Nova área de atuação

Hoje, nasce um novo médico. Um profissional voltado a desempenhar sua crença e seu compromisso em favor do cuidado da vida e não da doença, pautado na construção de um conhecimento vindo da fusão de vários saberes.

As palavras (emocionadas) acima, proferidas pelo paliativista Ricardo Tavares de Carvalho, um dos mestres de cerimônia do IV Congresso Internacional de Cuidados Paliativos, de 6 a 9 de outubro, referiram-se ao anúncio oficial da Medicina Paliativa como área de atuação do médico, feito pelo presidente do Conselho Federal de Medicina (CFM), Roberto Luiz d’Ávila. Além de D’Ávila, a mesa principal contou com Sílvia Barbosa e Roberto Bettega, respectivamente, presidente e vice-presidente da Academia Nacional de Cuidados Paliativos (ANCP), organizadora do evento.

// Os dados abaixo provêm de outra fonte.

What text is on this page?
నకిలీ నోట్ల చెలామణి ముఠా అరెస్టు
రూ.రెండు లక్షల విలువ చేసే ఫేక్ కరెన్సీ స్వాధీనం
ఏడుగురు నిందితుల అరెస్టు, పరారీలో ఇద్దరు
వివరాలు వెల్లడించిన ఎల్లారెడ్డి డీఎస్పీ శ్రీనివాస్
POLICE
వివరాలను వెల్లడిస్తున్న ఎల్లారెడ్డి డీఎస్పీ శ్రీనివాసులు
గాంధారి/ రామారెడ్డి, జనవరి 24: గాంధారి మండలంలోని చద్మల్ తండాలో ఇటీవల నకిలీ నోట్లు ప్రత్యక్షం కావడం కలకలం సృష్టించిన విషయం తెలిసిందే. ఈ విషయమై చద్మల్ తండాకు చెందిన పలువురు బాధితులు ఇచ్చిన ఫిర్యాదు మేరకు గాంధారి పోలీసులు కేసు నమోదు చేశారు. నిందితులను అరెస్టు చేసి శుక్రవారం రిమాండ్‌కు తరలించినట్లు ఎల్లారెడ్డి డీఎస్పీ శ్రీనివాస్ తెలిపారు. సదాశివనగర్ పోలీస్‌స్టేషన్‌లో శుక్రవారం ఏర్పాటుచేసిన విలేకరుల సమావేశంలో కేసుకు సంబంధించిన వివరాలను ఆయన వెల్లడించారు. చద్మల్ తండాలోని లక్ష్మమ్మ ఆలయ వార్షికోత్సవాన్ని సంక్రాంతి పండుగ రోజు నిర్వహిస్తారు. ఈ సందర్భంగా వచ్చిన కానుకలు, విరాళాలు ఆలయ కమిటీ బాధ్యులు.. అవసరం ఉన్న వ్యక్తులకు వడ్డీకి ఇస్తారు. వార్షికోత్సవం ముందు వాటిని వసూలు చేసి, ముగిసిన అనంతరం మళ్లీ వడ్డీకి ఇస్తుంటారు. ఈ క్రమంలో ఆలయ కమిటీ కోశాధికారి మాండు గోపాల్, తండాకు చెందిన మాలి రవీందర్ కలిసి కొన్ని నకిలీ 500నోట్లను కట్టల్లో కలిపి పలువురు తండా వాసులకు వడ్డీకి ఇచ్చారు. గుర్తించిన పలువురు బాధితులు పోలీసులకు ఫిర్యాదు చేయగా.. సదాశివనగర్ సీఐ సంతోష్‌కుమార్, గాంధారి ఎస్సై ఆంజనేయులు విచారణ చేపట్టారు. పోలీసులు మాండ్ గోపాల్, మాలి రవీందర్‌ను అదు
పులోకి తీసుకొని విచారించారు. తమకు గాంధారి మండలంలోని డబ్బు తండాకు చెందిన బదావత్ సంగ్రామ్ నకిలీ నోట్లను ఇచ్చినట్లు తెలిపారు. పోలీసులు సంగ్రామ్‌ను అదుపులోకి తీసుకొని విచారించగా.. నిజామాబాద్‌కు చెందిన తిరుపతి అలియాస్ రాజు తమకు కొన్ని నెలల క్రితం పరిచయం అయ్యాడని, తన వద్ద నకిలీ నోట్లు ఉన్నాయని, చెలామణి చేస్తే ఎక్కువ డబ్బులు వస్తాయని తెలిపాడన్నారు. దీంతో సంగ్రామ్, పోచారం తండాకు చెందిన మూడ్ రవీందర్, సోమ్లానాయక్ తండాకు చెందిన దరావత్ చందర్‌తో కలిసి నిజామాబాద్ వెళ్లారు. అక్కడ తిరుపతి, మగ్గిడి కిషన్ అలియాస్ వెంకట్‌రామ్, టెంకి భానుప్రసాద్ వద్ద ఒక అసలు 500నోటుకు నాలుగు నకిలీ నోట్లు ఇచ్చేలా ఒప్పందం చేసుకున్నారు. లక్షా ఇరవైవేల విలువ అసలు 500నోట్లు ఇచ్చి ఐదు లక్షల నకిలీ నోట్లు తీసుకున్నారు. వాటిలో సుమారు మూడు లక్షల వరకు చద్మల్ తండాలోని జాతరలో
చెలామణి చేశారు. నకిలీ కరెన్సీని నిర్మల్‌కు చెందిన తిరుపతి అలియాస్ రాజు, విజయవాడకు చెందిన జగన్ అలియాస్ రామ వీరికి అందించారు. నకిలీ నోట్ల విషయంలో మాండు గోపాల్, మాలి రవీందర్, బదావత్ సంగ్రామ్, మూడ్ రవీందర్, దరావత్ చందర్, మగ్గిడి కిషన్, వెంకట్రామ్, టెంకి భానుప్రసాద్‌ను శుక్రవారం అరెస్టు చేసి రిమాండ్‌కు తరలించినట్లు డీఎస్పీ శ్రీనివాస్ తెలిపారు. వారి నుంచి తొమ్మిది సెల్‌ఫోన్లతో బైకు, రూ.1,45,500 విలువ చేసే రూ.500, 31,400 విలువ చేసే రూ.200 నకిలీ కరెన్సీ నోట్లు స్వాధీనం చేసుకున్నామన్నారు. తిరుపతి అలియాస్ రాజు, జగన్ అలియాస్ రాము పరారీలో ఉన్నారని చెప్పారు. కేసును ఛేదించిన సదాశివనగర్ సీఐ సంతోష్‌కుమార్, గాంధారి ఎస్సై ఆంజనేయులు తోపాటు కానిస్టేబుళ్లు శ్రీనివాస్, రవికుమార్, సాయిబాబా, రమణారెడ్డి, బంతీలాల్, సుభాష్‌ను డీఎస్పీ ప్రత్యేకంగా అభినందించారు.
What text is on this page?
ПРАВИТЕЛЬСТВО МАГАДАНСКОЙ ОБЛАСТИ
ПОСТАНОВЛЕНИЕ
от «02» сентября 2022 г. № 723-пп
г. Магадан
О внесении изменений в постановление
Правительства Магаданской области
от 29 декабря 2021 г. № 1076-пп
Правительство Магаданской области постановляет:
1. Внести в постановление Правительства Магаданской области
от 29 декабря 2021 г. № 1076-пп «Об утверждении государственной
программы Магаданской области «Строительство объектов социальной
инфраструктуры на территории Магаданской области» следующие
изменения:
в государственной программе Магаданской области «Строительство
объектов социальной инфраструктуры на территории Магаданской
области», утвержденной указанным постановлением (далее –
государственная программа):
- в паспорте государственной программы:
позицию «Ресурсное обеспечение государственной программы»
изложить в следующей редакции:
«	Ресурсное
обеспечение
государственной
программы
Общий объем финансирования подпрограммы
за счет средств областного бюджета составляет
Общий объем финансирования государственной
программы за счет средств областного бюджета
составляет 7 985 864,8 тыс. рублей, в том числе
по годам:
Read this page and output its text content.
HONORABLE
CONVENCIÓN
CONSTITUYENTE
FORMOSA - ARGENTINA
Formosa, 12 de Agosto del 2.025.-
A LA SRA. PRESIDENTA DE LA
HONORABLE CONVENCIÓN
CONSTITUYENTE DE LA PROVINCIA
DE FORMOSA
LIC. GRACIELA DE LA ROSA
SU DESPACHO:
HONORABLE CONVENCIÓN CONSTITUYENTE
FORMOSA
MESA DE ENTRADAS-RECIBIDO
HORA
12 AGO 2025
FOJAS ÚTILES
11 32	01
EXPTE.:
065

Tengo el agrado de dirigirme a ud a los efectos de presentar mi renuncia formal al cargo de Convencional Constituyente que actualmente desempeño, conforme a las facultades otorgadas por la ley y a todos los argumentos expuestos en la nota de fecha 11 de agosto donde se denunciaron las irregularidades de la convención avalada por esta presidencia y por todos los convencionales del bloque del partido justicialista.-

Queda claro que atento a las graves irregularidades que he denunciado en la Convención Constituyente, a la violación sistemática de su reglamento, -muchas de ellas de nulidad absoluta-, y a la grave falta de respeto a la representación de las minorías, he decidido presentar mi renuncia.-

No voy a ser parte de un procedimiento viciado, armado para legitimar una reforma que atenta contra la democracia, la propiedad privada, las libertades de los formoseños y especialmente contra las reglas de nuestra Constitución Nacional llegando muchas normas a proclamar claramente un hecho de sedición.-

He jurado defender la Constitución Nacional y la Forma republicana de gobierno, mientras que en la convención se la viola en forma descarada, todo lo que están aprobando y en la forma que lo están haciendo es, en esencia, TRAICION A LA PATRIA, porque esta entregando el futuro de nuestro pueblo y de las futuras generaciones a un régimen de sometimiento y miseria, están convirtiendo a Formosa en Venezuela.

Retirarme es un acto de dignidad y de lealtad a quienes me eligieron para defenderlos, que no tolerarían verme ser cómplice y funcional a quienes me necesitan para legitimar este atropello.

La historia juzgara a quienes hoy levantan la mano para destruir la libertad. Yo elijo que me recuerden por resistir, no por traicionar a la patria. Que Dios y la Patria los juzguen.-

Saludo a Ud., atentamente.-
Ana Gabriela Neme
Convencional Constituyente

Faltam alguns detalhes formais antes de a proposta de criação da área ser submetida ao plenário do CFM. Por exemplo, a Associação Médica Brasileira (AMB) indicará que especialidades têm interface com a área, além da Clínica Médica, Cancerologia, Geriatria e Gerontologia, Medicina de Família e Comunidade e Pediatria, permitindo o estabelecimento de programas de residência e centros de formação.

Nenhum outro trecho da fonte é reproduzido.